As mentioned last month, I was proud to have CorpGov.net included in a list of the 25 best business law blogs for 2010 by LexisNexis. The well deserved winner was theCorporateCounsel.net/blog. However, check out the rest of the blogs. Many are excellent.
Another new site, at least to me, is Lawgents.com, a legal news aggregator (shouldn’t it be Lawagents instead of gents?). You choose which legal blogs and resources to follow and can see the five most recent updates from each site chronologically in a single place. You can subscribe and unsubscribe at anytime from about 100 feeds. Better yet, you can “Request a Feed” and they are very responsive in adding them… and the service is free. I’ve added them to the Law portion of our Links page.
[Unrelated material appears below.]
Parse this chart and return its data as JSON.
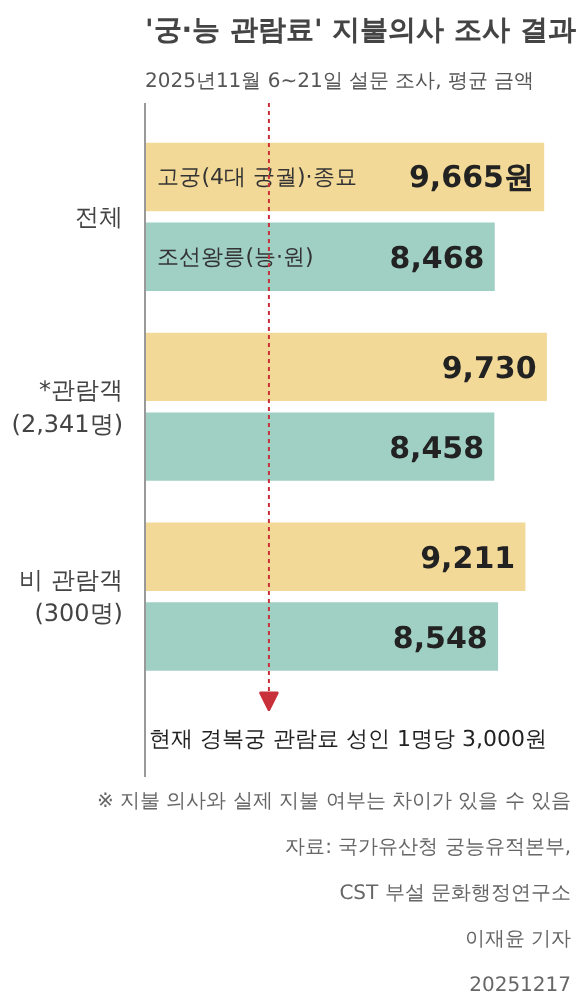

Last, I reacquainted myself with Practical Law Company, which is primarily aimed at in-house counsel. PLC Cross-border has plenty of multi-jurisdictional guides (Handbooks) outlining the law and practice on various subjects by jurisdiction. Chapters are organized in an identical question and answer format, and can be searched by question and jurisdiction.
Looking at PLC-US, they do a good job of providing a multitude of overviews. A few picked at random:
- federal, state, exchange and institutional investor based corporate governance standards,
- how to deal with a proxy contest
- preparing for an annual meeting
- Risk Factors: What Keeps You Up at Night?
They also have an abundance of standard clauses, practice notes and checklists. Need to file an SEC Form 8-K? You can find it here complete with instructions for this and many other filings. The site would also be handy for shareowners. For example,
328 companies were selected from among the list of Fortune 500 companies that filed proxy statements in the 2010 calendar year for an annual stockholders’ meeting to be held during 2010. Of the 328 companies reviewed, 165 included at least one stockholder proposal in their proxy statements and a total of 387 stockholder proposals were included in the proxy materials. Often one stockholder who holds shares in several public companies submits the same proposal to more than one company.
You can easily see what type of proposals were filed, what weren’t included in the proxy (no-action or withdrawal), and whether the proposals passed or failed… and you can pull down the language. If you’re thinking about submitting a proposal, it could be handy to know that “eliminating supermajority passed 82% of the time, while less than 16% approved “say on pay” proposals from shareowners.